L’agente Marchesi confermò la sua teoria «Commissario, abbiamo verificato. Le confermo che non ci sono segni di effrazione. L’assassino presumibilmente era un conoscente della..» Sara abbassò lo sguardo, il tono sommesso in segno di rispetto e di solidarietà per il fratello «…vittima»
Annuii, annotando mentalmente l’informazione e mi rivolgo al fratello.

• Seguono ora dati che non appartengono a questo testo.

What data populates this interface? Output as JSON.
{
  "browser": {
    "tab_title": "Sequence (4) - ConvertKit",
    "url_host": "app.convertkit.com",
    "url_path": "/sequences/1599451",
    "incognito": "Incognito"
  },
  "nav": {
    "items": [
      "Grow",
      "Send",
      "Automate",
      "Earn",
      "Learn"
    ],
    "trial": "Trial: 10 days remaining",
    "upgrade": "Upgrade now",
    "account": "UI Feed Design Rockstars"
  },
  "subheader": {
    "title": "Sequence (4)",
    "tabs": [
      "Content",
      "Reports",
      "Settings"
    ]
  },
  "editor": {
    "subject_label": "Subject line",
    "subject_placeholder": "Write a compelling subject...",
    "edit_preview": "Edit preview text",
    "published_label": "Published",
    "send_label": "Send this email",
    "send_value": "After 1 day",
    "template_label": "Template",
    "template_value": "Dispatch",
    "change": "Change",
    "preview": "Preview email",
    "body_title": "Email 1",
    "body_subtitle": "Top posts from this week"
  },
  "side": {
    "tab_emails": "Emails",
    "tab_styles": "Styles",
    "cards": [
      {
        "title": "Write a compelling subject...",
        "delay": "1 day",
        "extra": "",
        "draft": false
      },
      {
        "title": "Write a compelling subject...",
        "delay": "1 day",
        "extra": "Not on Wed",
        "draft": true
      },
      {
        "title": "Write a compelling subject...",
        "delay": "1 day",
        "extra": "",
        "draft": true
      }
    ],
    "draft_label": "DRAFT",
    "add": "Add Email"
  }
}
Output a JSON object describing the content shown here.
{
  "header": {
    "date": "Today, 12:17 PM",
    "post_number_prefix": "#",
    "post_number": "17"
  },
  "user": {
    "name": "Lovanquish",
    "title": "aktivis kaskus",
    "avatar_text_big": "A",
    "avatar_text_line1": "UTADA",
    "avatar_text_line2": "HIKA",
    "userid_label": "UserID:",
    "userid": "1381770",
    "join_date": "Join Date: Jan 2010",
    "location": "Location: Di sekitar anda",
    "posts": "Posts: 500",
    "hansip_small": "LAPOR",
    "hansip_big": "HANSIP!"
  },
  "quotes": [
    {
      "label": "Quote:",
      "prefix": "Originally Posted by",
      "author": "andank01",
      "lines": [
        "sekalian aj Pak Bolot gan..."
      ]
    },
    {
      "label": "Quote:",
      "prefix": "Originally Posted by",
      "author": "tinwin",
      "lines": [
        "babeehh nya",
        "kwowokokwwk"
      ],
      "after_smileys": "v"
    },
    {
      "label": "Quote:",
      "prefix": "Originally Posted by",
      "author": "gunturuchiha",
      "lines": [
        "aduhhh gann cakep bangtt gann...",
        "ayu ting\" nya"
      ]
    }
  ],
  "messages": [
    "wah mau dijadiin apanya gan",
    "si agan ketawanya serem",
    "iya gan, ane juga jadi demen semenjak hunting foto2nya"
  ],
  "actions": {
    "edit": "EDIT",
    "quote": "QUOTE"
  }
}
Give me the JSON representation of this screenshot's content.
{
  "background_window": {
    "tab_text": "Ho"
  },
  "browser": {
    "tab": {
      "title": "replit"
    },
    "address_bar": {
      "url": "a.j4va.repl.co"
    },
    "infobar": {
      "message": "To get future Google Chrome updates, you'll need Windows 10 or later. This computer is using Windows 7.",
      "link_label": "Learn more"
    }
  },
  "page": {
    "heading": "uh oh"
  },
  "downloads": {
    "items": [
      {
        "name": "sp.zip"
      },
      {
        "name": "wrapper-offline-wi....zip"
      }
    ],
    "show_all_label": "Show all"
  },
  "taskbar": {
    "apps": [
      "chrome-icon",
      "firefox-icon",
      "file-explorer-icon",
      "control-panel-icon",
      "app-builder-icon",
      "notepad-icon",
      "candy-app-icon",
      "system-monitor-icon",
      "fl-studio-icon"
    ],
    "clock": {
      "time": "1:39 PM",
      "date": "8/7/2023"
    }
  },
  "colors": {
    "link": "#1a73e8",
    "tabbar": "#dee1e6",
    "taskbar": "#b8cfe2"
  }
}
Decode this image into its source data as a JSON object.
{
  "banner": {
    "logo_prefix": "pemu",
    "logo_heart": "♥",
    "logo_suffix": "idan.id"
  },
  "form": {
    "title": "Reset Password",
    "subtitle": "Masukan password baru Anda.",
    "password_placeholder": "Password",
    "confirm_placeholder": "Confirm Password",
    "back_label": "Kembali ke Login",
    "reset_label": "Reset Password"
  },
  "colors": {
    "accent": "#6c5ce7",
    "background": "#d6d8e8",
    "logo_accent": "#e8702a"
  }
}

«Asia viveva con qualcuno?»
Esita. «No, viveva da sola» si massaggiò le tempie «Mi ha raccontato che frequentava di tanto in tanto una persona. Un cliente della sua azienda. Credo sia successo qualcosa tra loro, ma voleva parlarmene a voce…» Sollevò gli occhi pieni di dolore su di me
«Io non posso crederci…».
Con un cenno silenzioso, comandai all’agente Marchesi di restare con Andrea, anche se nutrivo poche speranze sulla rilevanza delle informazioni che avrebbe potuto fornirci in quello stato.
Mi congedai per avvicinarmi alla vittima. Nel frattempo il medico legale era arrivato.
«Commissario.» Mi strinse la mano con fermezza, poi si chinò sul corpo della vittima mentre infilava con calma i guanti in lattice blu.
Sollevò le braccia ormai flaccide, osservando con attenzione i lividi violacei che le chiazzavano la pelle. Poi passò alla testa: le scostò con delicatezza i capelli, incrostati di sangue secco, e ne studiò la ferita.
Esaminò le mani: ispezionò le unghie, le sfiorò con una pinzetta sterile, poi osservò le gambe. Infine sollevo la maglietta della donna, appoggiò il dorso della mano guantata sull’addome.
«La temperatura addominale è ancora leggermente superiore a quella ambientale, e la rigidità è in fase avanzata, ma non completa. Direi che il decesso risale a circa quattro-sei ore fa,» mormorò, più per sé che per me.
«Qualsiasi cosa le dirò dovrà essere confermata dall’autopsia,» aggiunse, sollevando lo sguardo.
«La vittima è stata colpita alla testa con un oggetto contundente. La frattura parietale sinistra e l’emorragia cerebrale fanno pensare a una morte istantanea.»
Scrollò lievemente il capo.
«Nessun segno evidente di colluttazione. Non ho rilevato materiale biologico sotto le unghie, né escoriazioni sulle nocche. Le mani sono pulite: non sembra si sia difesa.»
Indicai i lividi che segnavano le braccia della donna. «E questi?»
«Ecchimosi post-mortem,» rispose.
«Formazioni vascolari dovute a compressione successiva al decesso. L’assassino ha infierito sul corpo quando era già senza vita.»
«Quindi ha ucciso… e poi si è accanito.» Tradussi
«Esatto,» confermò il medico legale, sollevandosi lentamente.
«Che senso ha?» pensai ad alta voce.
«Questo dovrà scoprirlo lei!» concluse con uno sguardo che sembrava già altrove.